Si parla complessivamente di una spesa di poco meno di 50mila euro, per cui Rescaldina spera di ottenere un finanziamento pari al 50% del costo totale. «Con l’auspicata ammssione al finanziamento, puntiamo ad installare e ad implementare telecamere con l’uso delle tecnologie IA, seguendo il pensiero anglosassone del “work smarter, not harder”, in alcuni punti sensibili del paese individuati nella delibera – sottolinea l’assessore alla Prevenzione e Sicurezza sociale, Rosario Vitolo -. In sintesi, se l’imminente completamento dell’installazione delle telecamere bidirezionali del bando Lumen ci consentirà di monitorare i varchi di accesso in ingresso e uscita del paese, con questo tipo d’intervento miriamo a monitorare zone particolari del territorio per migliorare la sicurezza urbana e contrastare il degrado urbano.

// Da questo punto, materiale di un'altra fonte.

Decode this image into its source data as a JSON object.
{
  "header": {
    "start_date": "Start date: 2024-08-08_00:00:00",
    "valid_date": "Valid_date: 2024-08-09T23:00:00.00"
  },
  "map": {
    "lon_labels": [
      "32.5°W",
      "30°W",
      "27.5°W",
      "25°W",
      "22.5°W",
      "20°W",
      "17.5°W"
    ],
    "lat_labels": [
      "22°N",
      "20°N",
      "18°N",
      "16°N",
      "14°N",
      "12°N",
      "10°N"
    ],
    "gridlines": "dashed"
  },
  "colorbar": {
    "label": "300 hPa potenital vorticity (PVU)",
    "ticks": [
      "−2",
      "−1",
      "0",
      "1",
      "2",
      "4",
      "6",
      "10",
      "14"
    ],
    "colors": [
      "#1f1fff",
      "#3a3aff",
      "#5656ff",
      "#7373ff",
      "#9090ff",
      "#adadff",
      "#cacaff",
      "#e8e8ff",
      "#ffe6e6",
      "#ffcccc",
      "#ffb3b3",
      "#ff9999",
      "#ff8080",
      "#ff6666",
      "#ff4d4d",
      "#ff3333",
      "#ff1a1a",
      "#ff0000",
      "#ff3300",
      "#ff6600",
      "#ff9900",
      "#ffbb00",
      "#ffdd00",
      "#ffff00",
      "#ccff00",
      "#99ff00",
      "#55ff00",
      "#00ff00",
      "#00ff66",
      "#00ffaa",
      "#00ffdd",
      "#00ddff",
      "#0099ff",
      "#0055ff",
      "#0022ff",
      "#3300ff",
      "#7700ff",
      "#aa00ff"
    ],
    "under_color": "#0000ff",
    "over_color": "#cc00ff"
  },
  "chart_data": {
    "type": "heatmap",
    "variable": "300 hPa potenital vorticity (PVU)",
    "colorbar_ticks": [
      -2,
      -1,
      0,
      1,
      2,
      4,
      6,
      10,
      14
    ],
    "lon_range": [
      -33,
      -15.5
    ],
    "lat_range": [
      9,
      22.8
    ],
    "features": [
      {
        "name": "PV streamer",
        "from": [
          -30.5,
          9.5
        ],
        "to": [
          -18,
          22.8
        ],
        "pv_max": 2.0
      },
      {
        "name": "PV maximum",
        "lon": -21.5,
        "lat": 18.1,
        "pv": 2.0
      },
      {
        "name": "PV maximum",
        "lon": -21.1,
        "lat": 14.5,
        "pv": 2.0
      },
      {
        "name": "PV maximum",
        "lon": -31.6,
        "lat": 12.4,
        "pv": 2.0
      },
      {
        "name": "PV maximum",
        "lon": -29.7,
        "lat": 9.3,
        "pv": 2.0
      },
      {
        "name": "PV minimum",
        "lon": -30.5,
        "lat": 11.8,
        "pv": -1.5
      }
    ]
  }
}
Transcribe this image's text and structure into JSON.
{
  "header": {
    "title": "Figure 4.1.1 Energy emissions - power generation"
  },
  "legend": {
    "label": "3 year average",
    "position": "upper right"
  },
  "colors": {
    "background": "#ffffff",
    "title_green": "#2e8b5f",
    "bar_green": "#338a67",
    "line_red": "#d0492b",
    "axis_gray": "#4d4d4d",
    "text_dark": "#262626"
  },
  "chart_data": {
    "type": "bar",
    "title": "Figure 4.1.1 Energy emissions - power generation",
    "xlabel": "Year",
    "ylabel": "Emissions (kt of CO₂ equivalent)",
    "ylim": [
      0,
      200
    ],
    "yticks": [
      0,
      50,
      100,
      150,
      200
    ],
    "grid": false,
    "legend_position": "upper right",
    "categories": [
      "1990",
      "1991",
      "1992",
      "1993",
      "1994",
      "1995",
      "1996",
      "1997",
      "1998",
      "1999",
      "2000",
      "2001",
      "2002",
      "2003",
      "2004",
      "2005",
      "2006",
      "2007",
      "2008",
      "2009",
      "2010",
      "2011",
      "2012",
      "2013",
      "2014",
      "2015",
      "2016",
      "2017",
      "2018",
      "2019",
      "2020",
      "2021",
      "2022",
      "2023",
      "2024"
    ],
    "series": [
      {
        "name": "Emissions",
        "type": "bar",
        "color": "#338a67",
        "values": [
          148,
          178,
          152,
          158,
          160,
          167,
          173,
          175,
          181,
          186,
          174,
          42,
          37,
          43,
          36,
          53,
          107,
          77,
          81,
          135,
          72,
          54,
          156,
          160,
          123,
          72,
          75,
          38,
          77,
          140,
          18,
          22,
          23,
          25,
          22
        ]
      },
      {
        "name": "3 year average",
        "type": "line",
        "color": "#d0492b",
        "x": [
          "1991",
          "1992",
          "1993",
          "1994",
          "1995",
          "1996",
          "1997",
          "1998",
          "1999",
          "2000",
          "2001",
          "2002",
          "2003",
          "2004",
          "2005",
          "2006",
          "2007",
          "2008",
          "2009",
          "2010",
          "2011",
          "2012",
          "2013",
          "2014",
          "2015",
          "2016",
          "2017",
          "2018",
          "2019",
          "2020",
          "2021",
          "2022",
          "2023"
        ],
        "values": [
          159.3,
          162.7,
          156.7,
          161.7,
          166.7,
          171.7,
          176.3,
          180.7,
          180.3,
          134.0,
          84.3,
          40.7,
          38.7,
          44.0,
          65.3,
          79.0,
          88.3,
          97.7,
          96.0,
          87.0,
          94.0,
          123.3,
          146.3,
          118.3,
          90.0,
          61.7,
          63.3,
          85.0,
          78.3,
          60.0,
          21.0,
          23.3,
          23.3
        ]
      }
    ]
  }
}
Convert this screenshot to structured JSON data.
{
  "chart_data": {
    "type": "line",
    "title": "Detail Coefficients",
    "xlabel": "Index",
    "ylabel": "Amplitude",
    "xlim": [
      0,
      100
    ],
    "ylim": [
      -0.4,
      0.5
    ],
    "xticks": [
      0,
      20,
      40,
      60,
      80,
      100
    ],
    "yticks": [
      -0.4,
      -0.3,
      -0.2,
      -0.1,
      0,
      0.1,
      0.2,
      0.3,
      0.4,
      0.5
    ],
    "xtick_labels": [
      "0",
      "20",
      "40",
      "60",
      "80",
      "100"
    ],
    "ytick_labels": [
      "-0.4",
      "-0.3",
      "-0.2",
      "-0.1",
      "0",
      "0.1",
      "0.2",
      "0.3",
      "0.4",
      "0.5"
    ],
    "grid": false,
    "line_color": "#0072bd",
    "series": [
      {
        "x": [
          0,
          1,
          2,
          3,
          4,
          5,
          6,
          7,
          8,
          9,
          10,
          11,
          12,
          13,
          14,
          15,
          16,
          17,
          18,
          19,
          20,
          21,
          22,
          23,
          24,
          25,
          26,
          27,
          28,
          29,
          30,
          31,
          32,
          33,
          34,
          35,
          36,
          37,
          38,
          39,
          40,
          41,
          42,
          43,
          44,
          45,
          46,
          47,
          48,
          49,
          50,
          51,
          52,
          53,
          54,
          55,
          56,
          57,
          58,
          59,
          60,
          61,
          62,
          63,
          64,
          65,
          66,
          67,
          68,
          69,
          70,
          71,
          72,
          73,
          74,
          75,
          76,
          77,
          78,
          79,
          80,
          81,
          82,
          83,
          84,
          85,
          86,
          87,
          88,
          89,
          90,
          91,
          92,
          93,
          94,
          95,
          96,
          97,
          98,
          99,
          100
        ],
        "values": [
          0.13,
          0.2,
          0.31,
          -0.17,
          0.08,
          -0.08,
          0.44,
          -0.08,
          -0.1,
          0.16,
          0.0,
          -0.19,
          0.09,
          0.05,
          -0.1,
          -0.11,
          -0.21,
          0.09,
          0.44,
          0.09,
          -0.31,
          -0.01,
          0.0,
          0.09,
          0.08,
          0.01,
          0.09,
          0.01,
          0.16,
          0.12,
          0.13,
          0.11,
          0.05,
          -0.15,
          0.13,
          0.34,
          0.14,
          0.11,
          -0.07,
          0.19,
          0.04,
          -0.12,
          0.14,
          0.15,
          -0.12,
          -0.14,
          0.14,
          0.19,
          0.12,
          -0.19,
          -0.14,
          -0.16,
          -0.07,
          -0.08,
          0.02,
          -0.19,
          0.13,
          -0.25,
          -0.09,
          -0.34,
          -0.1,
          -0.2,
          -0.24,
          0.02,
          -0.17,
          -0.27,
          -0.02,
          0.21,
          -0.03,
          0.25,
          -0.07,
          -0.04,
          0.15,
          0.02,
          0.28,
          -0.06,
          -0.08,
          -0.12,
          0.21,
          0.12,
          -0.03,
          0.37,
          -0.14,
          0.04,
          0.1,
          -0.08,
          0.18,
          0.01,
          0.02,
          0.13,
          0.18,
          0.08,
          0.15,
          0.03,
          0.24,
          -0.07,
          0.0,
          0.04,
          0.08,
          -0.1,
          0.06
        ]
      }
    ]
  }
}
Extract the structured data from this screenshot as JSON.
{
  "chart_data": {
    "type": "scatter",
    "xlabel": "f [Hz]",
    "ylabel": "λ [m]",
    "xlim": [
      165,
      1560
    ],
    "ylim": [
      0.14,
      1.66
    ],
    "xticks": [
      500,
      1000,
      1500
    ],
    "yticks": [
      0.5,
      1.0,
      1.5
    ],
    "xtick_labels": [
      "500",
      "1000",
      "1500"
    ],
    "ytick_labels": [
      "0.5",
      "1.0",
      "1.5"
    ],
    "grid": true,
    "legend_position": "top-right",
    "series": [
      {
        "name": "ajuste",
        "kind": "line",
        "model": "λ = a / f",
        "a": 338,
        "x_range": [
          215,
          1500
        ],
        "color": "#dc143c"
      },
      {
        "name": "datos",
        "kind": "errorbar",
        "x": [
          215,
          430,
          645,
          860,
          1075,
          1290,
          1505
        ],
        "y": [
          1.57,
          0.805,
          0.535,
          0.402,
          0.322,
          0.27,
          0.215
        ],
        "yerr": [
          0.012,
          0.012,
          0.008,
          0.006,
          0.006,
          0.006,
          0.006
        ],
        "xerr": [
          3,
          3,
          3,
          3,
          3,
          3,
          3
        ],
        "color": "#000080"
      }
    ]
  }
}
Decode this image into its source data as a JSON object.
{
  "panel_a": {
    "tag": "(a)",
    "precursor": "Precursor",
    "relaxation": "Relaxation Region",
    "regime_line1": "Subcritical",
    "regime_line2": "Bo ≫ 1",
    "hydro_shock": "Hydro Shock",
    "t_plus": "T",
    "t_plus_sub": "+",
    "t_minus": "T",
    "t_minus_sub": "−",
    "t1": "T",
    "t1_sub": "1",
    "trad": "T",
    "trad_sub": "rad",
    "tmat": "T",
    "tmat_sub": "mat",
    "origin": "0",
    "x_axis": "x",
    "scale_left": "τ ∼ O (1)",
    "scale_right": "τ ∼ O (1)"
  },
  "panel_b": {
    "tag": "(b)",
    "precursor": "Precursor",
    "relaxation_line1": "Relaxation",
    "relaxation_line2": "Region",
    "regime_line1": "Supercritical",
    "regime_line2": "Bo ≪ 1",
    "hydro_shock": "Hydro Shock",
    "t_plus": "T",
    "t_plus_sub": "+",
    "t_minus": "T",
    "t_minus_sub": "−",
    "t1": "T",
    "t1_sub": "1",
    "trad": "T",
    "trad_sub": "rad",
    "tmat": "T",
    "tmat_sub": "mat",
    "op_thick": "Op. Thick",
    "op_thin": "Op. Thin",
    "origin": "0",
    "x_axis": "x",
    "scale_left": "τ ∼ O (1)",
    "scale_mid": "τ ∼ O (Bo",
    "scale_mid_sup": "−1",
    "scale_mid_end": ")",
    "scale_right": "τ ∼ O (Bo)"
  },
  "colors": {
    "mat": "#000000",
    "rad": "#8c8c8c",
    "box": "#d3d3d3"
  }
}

Un’attenzione particolare è stata riservata all’implementazione delle telecamere al cimitero di Rescalda, più vulnerabile considerata l’ubicazione ai margini del bosco del Rugareto».
«Il sistema di videosorveglianza, che sottende una visione che va dal generale, con le videocamere di varco, al particolare, con le videocamere di contesto urbano, previo ogni adempimento in materia di tutela dei dati personali, consentirà di avere un buon monitoraggio del territorio che sarà poi meglio effettuato nella “control room” pensata nella nuova palazzina destinata alla Polizia Locale, che andremo a ristrutturare con l’avanzo di bilancio. Siamo consapevoli che ogni sistema di videosorveglianza è utile per ricostruire quello che è già successo, l’obiettivo è sempre la prevenzione: ossia la presenza sul territorio. Per questo motivo in ragione dei prossimi pensionamenti, trasferimenti e avvicendamenti espleteremo, con ogni priorità consentita, le procedura di mobilità e concorso per riportare il comando in organico».